A famosa frase de Might Guy sobre as folhas velhas que alimentam as novas não é apenas uma cena emocionante em Naruto. Representa o núcleo da série: o apoio incondicional às gerações futuras. Essa ideia, segundo uma análise recente, demonstra que a controvérsia em torno de Boruto, a sequência que segue o filho de Naruto, ignora a mensagem central da obra original. Criticar Boruto por existir é esquecer que Naruto sempre celebrou a transição geracional.
O desenvolvimento do enredo como motor da mudança geracional 🌱
Do ponto de vista narrativo, Naruto construiu um universo onde cada geração herda os acertos e erros da anterior. A tecnologia shinobi, desde os selos até o chakra, evolui a cada era.

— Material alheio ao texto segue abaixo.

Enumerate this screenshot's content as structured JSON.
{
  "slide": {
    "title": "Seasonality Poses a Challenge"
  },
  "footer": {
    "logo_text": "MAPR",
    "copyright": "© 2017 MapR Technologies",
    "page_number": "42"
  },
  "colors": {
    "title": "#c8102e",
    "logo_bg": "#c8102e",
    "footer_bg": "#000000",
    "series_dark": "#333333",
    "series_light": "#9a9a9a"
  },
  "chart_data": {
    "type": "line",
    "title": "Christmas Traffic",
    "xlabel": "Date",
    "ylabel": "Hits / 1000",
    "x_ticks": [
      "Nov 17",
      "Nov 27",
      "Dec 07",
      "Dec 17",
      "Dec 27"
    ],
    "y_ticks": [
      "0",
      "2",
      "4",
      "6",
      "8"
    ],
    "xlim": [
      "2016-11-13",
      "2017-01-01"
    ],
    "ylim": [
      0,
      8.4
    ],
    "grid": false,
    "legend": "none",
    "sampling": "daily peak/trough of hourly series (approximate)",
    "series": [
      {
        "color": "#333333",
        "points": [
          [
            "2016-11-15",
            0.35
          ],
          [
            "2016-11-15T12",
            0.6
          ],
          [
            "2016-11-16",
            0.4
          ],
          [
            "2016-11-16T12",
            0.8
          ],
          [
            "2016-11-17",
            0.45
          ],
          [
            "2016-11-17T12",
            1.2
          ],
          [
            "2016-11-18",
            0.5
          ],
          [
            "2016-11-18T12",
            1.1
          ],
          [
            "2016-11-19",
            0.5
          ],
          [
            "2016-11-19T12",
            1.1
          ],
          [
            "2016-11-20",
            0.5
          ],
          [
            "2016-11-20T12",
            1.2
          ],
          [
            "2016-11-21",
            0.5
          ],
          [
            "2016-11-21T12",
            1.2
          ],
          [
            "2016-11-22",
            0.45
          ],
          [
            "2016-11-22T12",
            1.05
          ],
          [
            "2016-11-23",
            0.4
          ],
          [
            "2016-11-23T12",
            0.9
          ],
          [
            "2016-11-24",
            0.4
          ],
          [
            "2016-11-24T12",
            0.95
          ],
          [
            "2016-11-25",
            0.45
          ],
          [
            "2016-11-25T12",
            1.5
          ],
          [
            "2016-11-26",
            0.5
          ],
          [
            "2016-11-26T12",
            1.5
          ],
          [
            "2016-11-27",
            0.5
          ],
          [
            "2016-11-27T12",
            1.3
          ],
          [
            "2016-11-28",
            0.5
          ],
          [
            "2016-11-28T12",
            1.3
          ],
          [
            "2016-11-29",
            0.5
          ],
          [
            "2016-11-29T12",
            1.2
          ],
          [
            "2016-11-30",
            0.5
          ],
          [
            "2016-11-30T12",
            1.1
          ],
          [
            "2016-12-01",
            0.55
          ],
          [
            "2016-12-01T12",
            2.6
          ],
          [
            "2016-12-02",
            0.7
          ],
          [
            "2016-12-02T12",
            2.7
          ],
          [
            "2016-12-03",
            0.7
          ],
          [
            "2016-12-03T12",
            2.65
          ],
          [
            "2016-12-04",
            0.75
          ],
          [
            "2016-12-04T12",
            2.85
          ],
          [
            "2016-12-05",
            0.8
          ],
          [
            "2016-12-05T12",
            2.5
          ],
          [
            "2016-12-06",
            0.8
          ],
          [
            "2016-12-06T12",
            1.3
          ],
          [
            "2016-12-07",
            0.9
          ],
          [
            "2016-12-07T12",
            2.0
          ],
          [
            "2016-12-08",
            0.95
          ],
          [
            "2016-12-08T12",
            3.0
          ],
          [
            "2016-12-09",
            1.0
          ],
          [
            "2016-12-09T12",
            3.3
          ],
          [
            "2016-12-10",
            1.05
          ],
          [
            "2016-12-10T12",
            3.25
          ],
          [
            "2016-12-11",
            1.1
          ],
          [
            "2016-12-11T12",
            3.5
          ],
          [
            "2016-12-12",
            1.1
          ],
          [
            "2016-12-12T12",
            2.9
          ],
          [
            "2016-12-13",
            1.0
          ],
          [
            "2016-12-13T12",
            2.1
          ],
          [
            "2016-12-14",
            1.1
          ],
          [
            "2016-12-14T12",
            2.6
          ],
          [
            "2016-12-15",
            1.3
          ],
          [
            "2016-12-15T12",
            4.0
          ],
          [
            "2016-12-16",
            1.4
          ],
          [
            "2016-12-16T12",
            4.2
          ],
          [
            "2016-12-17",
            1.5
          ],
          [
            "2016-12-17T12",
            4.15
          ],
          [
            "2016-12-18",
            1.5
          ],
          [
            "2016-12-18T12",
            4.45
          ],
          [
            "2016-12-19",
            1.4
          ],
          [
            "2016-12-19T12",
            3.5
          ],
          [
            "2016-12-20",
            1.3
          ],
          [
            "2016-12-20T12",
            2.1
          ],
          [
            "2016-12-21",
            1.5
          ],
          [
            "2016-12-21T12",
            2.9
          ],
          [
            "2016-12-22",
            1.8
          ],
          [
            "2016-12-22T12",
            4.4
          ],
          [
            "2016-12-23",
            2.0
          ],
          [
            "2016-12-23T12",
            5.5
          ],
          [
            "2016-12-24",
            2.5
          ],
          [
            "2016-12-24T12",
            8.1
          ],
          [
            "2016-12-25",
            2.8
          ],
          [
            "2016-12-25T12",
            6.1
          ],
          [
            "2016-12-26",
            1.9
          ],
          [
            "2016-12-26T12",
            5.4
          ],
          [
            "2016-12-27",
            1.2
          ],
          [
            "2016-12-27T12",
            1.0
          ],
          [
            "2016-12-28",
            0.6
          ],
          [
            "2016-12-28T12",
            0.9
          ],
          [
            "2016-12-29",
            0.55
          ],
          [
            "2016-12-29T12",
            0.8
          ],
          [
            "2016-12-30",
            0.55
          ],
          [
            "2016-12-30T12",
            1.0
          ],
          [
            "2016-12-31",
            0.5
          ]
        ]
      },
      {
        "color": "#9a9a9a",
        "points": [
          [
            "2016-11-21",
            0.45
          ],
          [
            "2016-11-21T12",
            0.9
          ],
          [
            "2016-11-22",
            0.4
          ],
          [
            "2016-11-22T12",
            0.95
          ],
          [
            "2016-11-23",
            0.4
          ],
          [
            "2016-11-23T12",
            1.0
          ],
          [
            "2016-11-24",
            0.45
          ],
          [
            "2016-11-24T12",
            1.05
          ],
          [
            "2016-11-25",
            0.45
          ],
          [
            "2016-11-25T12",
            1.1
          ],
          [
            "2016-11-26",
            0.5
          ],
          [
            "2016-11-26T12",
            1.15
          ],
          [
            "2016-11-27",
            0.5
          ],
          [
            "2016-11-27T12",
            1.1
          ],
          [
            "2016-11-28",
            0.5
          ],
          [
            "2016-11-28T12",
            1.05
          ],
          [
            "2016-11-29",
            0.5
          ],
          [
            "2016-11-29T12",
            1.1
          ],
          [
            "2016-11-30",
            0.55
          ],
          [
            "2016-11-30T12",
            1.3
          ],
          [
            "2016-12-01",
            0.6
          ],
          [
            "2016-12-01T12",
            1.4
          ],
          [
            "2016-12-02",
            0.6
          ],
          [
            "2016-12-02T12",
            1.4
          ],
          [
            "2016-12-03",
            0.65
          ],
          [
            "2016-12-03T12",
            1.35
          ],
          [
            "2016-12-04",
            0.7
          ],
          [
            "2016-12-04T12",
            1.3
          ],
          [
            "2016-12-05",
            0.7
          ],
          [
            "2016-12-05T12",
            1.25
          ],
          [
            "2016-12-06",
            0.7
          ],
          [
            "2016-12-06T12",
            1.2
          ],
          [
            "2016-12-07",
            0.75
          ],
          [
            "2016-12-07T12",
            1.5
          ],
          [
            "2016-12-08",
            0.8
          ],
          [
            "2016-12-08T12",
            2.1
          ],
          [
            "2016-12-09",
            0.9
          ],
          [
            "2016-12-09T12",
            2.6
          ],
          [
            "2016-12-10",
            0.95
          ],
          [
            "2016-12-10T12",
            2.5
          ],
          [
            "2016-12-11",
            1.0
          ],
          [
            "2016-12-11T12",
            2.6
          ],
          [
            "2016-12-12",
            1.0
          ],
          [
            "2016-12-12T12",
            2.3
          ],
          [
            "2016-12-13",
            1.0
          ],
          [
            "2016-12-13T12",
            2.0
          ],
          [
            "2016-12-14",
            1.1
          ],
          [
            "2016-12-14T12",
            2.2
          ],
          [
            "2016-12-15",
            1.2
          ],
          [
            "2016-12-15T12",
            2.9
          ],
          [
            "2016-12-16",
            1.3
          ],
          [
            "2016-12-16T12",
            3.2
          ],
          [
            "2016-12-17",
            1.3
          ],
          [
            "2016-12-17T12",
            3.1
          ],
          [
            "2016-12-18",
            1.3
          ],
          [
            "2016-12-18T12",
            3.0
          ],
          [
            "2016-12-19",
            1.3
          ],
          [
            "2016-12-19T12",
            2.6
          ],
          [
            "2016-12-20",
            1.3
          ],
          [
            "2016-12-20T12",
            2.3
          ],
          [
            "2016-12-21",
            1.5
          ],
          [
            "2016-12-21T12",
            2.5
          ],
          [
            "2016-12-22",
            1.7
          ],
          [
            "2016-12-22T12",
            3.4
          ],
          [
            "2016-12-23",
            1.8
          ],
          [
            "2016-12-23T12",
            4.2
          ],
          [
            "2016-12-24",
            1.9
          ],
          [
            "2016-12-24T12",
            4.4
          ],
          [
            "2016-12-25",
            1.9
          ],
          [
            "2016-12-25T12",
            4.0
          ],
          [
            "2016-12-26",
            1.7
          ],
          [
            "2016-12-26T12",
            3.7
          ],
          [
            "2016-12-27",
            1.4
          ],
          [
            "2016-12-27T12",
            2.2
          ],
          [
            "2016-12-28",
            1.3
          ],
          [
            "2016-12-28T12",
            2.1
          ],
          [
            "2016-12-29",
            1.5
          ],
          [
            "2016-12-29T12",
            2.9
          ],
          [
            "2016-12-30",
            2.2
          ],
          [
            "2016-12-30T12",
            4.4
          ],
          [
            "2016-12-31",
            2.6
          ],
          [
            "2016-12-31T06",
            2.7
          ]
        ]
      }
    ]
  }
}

Boruto não é exceção: introduz novas técnicas e sistemas, como os Karma ou os dispositivos científicos ninja, que refletem uma progressão lógica. O conflito entre os fãs surge ao rejeitar essas mudanças, mas a série original já estabeleceu que o crescimento técnico e humano é inevitável. Ignorar isso é negar a essência do shonen.
O drama dos fãs que não querem largar o lámen 🍜
Muitos fãs agem como aquele avô que se recusa a trocar a TV de tubo por uma tela plana. Apegam-se à nostalgia de Naruto usando o Jutsu Clone das Sombras para fazer lições de casa, enquanto Boruto usa dispositivos que parecem saídos de uma loja de eletrônicos. A ironia é que Might Guy falava de folhas velhas alimentando as novas, não de folhas velhas agarradas ao tronco como coalas. Se a série original ensinou algo, é que o futuro sempre chega, mesmo que doa ver seu personagem favorito com cabelos brancos.